A band of New York City activists is challenging the potential for superdelegates – rather than primary and caucus voters across the country – to select either Senator Hillary Clinton or Senator Barack Obama as the party’s nominee at the Democratic National Convention in August. With a website launched Thursday called Respect Our Vote, this loose group of largely Brooklyn-based Obama supporters is urging voters to sign a petition calling on superdelegates to support the candidate who wins the most delegates in the state contests held between January and June.
That’s despite the fact that superdelegates, a 795-strong group of party leaders and elected officials, each may cast one vote for whomever they please – thus enabling them to potentially cast the deciding votes for Democratic party nominee in what’s become a tight race. As of today, according to Real Clear Politics, Obama has 1,134 pledged delegates to Clinton’s 996; but Clinton has 239 superdelegates in her camp versus Obama’s 168, with 388 uncommitted. In Democratic primaries, delegates are allocated proportional to the share of the vote won, whereas in Republican primaries the winner takes all delegates.

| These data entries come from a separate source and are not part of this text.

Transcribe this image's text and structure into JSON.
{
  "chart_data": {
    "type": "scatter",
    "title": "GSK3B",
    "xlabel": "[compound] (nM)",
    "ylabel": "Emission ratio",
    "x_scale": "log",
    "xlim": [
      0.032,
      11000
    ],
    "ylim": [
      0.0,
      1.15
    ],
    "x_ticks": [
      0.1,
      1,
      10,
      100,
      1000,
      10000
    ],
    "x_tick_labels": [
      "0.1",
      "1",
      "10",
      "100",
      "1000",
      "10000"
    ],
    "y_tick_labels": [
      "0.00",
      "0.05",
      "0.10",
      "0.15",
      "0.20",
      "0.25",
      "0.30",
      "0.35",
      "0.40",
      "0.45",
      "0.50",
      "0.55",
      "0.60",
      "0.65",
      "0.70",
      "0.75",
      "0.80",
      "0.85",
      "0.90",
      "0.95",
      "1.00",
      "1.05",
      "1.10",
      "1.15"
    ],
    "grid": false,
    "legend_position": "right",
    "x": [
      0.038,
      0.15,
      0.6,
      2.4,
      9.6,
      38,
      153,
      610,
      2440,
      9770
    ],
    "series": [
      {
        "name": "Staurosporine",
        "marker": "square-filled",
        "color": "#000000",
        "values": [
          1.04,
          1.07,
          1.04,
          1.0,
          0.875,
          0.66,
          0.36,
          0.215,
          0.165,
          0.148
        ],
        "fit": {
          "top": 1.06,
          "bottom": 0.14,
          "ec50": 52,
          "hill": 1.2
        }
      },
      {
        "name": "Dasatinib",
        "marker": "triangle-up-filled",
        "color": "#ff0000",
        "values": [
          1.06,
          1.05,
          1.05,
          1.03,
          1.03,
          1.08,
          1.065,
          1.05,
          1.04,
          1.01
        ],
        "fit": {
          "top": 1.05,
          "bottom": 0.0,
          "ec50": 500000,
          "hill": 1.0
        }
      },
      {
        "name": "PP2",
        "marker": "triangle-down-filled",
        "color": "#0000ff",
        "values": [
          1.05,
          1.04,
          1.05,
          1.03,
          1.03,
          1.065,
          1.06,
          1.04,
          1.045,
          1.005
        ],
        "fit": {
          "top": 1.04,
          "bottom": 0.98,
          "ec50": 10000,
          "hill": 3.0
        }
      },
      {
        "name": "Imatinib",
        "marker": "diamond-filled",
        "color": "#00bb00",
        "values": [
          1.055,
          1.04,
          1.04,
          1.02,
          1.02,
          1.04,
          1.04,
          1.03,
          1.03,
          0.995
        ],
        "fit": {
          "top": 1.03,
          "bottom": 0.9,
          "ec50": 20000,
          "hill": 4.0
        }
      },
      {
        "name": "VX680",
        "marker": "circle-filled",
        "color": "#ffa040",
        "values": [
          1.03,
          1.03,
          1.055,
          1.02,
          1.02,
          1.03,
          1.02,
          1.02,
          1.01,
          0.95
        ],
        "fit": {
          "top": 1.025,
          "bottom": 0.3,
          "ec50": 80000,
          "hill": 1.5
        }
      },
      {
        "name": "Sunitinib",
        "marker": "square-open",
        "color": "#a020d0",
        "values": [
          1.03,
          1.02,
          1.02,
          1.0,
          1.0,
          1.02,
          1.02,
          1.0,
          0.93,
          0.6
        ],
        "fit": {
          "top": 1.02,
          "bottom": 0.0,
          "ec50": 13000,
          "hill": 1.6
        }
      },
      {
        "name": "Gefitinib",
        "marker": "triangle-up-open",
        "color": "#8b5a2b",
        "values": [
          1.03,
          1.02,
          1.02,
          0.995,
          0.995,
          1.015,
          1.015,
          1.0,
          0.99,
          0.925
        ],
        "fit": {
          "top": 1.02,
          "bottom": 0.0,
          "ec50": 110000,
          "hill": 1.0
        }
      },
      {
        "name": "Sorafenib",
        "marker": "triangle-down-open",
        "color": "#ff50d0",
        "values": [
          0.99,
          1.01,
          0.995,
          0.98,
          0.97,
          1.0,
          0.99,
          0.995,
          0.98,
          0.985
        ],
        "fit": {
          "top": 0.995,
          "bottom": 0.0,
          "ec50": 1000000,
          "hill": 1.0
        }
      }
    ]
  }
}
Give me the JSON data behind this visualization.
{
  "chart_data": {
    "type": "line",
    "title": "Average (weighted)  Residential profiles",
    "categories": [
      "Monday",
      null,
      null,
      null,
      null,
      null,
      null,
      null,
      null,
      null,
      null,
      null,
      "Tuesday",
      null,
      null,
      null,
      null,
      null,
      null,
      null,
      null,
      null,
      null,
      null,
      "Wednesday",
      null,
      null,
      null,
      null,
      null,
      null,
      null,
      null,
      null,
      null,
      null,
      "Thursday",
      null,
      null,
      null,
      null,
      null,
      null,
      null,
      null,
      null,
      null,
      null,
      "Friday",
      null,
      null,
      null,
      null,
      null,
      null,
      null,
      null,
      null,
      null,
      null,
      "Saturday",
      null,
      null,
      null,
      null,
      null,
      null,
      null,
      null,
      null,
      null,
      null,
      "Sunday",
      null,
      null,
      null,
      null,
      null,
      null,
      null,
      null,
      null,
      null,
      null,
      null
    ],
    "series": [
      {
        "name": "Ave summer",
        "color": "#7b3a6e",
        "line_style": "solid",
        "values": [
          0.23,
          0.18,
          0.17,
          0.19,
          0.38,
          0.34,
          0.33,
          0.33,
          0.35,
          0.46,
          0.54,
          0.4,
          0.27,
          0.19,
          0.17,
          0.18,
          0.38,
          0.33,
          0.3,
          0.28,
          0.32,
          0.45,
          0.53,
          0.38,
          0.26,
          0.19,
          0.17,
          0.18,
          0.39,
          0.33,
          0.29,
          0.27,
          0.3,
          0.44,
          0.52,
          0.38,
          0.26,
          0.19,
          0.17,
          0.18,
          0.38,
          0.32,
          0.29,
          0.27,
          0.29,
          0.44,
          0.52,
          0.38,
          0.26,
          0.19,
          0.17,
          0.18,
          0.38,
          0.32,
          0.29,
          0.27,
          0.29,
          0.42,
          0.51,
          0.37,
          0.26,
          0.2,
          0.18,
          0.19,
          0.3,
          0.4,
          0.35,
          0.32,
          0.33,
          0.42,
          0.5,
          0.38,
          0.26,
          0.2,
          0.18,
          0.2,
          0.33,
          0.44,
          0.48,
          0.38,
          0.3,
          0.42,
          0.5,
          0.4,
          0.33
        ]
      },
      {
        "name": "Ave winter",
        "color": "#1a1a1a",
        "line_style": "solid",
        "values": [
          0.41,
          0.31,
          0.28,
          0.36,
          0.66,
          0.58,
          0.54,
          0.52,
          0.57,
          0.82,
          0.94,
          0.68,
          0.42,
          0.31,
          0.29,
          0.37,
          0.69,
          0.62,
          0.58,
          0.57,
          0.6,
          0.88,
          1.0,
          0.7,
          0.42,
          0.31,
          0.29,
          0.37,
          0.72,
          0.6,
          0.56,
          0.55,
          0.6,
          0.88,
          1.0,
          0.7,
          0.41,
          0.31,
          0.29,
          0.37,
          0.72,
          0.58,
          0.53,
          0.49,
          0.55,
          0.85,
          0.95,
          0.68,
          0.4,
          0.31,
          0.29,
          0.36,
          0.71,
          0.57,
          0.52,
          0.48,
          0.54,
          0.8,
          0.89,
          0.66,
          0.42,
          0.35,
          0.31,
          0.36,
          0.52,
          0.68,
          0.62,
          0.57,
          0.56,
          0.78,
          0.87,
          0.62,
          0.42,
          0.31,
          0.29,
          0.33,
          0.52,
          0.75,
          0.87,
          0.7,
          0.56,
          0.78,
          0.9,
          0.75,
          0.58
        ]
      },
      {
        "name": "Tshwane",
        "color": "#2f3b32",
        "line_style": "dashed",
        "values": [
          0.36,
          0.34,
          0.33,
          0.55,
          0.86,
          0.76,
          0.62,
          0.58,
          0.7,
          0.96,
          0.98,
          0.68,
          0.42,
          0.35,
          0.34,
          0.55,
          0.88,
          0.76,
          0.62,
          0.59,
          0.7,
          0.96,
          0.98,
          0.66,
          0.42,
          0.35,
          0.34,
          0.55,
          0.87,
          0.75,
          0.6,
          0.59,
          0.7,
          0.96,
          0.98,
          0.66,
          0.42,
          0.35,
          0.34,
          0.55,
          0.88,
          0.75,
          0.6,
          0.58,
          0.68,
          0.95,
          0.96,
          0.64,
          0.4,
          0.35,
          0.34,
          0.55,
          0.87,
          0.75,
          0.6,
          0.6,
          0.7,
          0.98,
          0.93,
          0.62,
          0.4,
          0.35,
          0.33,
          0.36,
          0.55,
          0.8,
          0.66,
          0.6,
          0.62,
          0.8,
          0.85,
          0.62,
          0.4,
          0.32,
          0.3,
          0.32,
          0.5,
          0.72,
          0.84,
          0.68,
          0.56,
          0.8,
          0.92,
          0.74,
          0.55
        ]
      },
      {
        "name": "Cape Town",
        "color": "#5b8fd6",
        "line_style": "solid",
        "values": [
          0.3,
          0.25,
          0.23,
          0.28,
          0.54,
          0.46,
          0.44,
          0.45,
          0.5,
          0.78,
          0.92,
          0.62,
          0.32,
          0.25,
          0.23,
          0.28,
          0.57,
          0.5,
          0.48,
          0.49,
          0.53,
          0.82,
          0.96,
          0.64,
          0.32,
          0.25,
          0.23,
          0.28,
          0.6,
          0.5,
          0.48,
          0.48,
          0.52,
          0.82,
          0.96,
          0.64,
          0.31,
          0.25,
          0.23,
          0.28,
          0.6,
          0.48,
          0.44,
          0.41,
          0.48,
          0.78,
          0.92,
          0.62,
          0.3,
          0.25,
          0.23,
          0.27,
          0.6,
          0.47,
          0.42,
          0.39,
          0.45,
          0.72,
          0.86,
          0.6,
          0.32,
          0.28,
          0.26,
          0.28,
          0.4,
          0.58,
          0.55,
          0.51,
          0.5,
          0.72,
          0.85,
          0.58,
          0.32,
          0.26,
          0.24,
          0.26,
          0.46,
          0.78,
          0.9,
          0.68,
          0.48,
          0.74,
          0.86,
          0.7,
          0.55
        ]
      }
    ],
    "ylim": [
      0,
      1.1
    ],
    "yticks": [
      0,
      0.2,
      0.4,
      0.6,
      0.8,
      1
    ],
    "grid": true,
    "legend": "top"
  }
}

The Respect Our Vote petition drive garnered about 500 signatures in its first four days, said Michael O’Regan, 25, a Fort Greene resident active in the effort. “This is about having a candidate who has the full support of the party moving into the general election,” said O’Regan, who works as a community health organizer and has been lending a hand in the local Obama campaign. He estimated that about four dozen people developed the website idea in online discussions, with five people volunteering many hours to create it.
O’Regan and friends didn’t know that MoveOn, the progressive political organization claiming 3.2 million members, was simultaneously launching a similar petition drive last week. “The story on superdelegates is definitely snowballing,” he said. “It’s becoming more of an issue as people become more aware of it.”
In fact, the New York Times reported Saturday that former Vice President Al Gore and other Democratic party elders are working behind the scenes to avoid a scenario in which the superdelegates’ vote goes counter to the popular vote.
“I’m a Democrat. We’ve had so many bad years, and at this point I feel like the Democrats have built up quite a bit of momentum, and rightly so,” says Harold Butler, 34, another Fort Greene resident active in the Respect Our Vote effort. “I don’t want to see people disenfranchised … that’s what we’ve had in the past,” said Butler, the dean of students at Metropolitan Corporate Academy High School in downtown Brooklyn.
New York State Democratic Committee spokesman Jonathan Rosen says worry about superdelegates’ role is “premature and purely hypothetical.” Like most of the state’s elected officials and party leaders serving as superdelegates, Committee chairs June O’Neill and Dave Pollak are pledged to Clinton.
“We are confident the process will work, and at the end of the day there will be a clear nominee that all delegates will be proud to rally around and send to the White House,” Rosen said.
Unpledged superdelegates “will do the right thing to ensure that we are a united party heading into the general election in November.”